Her big idea? Binding arbitration—a method that empowers government appointed “arbitrators” to dictate the price of new medications and treatments. She hopes it’ll lower drug spending.
Arbitration is just a fig leaf for government price controls. And like all price controls, arbitration would discourage medical innovation.
Under Medicare, drug coverage is broken into two parts. Medicare Part B covers potent medicines, like chemo and immunotherapies that physicians administer in hospitals and doctor’s offices. Medicare Part D covers prescription drugs that patients can pick up at the pharmacy.
For both programs, drug prices are determined through negotiated prices between drug makers and private payers, like hospitals or insurers.
In a binding arbitration system, if Medicare officials aren’t satisfied with those negotiated prices, they could appoint an arbitrator to do their bidding. Medicare officials would explain to arbitrators why they feel a lower price is justified. Pharmaceutical companies would justify their own suggested price.
Arbitrators would then choose a legally binding price. And their decision wouldn’t be limited to the two proposals on offer.
Government officials would get to pick the arbitrators, and would almost certainly choose ideologues that agree with them. So the “negotiation” would function identically to price controls.
Price controls always stifle innovation and harm patients in the long run.
Drug development is a risky business. It takes about $2.6 billion and between 10 to 12 years, on average, to create just one new drug. Around 90 percent of medicines never make it past clinical trails.

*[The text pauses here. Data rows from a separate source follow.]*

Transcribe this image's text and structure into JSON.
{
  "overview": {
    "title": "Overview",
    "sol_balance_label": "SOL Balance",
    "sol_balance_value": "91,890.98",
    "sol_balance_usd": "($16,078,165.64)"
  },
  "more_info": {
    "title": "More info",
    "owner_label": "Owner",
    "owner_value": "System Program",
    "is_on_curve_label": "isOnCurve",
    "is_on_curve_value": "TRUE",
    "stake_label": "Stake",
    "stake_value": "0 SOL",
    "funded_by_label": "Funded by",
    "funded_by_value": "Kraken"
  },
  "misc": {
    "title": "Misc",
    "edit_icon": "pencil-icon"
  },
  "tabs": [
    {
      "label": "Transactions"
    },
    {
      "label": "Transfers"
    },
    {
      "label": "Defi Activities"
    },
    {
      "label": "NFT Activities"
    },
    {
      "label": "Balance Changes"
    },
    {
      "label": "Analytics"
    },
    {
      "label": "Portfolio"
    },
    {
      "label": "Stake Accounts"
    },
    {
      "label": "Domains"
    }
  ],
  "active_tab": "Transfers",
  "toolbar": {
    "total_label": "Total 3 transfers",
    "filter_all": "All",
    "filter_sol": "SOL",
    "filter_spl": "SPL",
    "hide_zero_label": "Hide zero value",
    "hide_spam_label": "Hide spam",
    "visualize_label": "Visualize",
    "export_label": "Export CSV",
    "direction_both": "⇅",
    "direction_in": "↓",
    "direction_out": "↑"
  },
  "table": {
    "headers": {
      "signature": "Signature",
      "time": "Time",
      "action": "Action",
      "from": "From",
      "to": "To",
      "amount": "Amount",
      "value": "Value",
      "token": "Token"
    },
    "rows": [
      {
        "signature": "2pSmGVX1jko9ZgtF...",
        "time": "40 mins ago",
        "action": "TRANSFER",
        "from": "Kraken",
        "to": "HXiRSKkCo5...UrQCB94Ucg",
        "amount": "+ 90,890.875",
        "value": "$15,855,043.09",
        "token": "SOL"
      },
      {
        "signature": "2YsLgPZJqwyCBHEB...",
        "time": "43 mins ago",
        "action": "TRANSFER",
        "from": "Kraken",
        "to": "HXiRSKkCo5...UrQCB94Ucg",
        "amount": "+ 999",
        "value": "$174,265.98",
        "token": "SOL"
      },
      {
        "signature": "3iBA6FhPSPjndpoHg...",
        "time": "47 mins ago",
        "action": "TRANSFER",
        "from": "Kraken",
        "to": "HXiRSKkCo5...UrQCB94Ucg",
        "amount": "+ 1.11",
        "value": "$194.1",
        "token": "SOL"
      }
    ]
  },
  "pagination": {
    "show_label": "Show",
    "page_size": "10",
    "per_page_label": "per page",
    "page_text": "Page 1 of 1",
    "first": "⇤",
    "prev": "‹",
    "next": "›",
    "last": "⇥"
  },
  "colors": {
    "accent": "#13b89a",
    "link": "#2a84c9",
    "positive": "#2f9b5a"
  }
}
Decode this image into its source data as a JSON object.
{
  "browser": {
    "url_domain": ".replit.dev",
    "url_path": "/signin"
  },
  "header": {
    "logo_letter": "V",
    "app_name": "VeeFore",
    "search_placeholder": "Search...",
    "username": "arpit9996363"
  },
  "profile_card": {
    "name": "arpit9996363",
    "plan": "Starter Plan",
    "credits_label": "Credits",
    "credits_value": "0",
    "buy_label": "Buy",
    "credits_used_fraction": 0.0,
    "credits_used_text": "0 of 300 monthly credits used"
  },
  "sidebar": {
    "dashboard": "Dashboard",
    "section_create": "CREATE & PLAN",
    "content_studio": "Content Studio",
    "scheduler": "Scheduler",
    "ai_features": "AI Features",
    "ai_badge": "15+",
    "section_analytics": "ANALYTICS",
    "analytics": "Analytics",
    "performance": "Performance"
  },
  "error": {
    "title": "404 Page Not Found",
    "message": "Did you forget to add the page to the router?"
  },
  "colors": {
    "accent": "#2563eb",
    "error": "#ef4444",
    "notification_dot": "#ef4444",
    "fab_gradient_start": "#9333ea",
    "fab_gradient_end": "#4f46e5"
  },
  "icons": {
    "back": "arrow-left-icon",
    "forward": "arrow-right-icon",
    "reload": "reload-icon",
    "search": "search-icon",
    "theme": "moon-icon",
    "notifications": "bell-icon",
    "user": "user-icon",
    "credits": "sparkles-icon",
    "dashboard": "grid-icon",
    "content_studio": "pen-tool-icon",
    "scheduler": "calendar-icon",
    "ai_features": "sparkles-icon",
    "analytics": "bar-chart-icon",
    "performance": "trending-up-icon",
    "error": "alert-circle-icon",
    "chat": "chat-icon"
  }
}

Investors are willing to take such financial risks on the off chance their drug succeeds and is profitable. Price controls eliminate that potential by making it harder for companies to recoup their R&D expenses, No investor would risk her capital knowing the government could undervalue her discoveries.
Just look at what price controls did to Europe. In 1970s, European companies made more than half of the world’s new drugs. Then governments across Europe began to implement various price control schemes over the next ten years. European countries developed less than 33 percent of new drugs today.
The United States, on the other hand, is the global leader in drug development, and has done so for over three decades. Because our healthcare system values drugs fairly, drug innovators are eager to research and develop drugs stateside. In the United States, researchers are developing roughly 4,000 new medicines targeting a range of diseases, including potential cures to Alzheimer’s, cancer, and diabetes.
If binding arbitration takes off, Americans may never benefit from these potential treatments. Instead, patients would be left at the mercy of diseases for which here are currently no cures.
Binding arbitration doesn’t deserve President Trump’s support, or the support of Democrats.